Maybe I could grab a mike and crack a few jokes between the songs in order to not look like a TV-chef like that. I’ve seen some videos of others performing, being totally immersed. That looks kind of funny to me if there’s no vocals to it, since I know that anything they do there on stage can be done offstage beforehand. But I guess it’s not a “performance” if you just start a tune in Winamp. Hey, maybe I could get myself a red stage jumpsuit with some yellow lightning on it, choreograph myself a dance routine, and jump around on stage turning a filter knob to enhance the sound. I’d name the show “One man and his knob” in an obvious Rob Hubbard reference. Then, the question one would need to ask oneself would naturally become “would I want to pay money to see SoulEye play with his knob”?

I kid of course. I would never dress up in a costume like that.
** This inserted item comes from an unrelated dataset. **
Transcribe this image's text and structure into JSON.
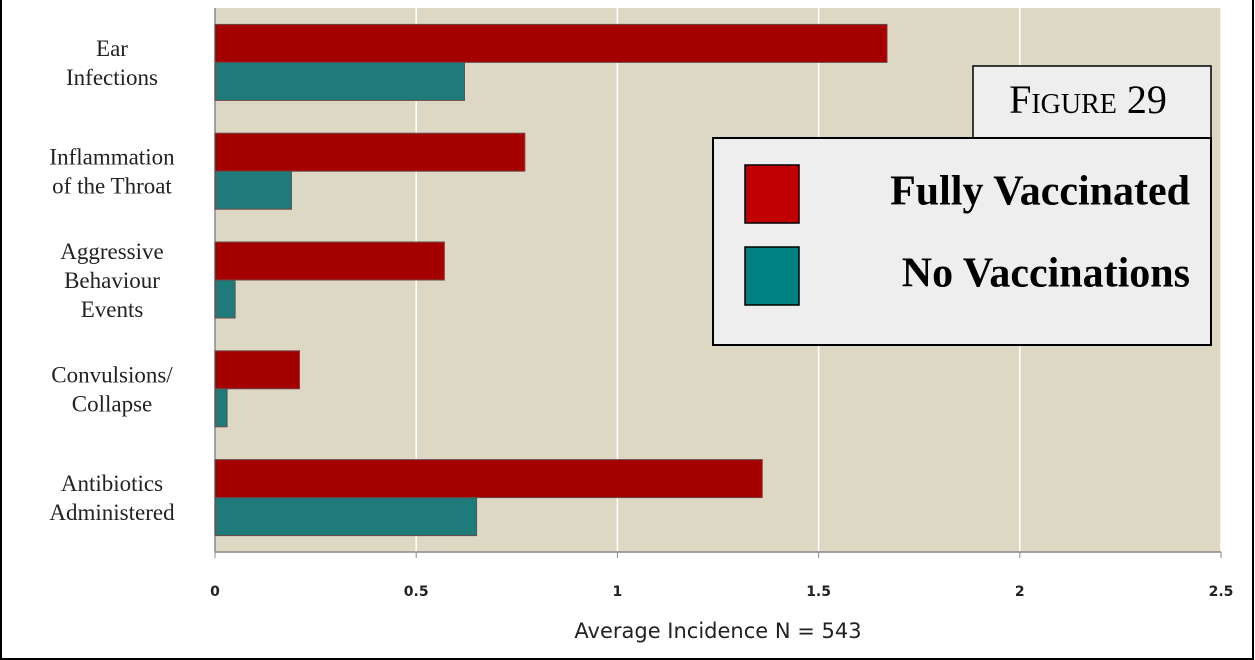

All the above aside, It certainly has an appeal to me. I’d be a sharing of the emotions portrayed in the songs in a new way. I have a feeling that the atmosphere at an event like blip festival is really dense with awesomeness. Wherever you’d turn my head, there’d be a fellow chipmusic fan or composer. A potential co producer, someone to be inspired of, or someone to share the latest blips with. In a way, it would be a homecoming of sorts, and an instant feeling of belonging that is easy to appreciate. Like walking into the Cheers bar and everybody knows your name. That’s the lure of the community; everybody has so much in common… And that’s why I’d really want to go sometime.

I’d like to take this opportunity to thank all the guys and girls who’s supported me this far in my musical endeavors. You guys are my neverending inspiration; you rock!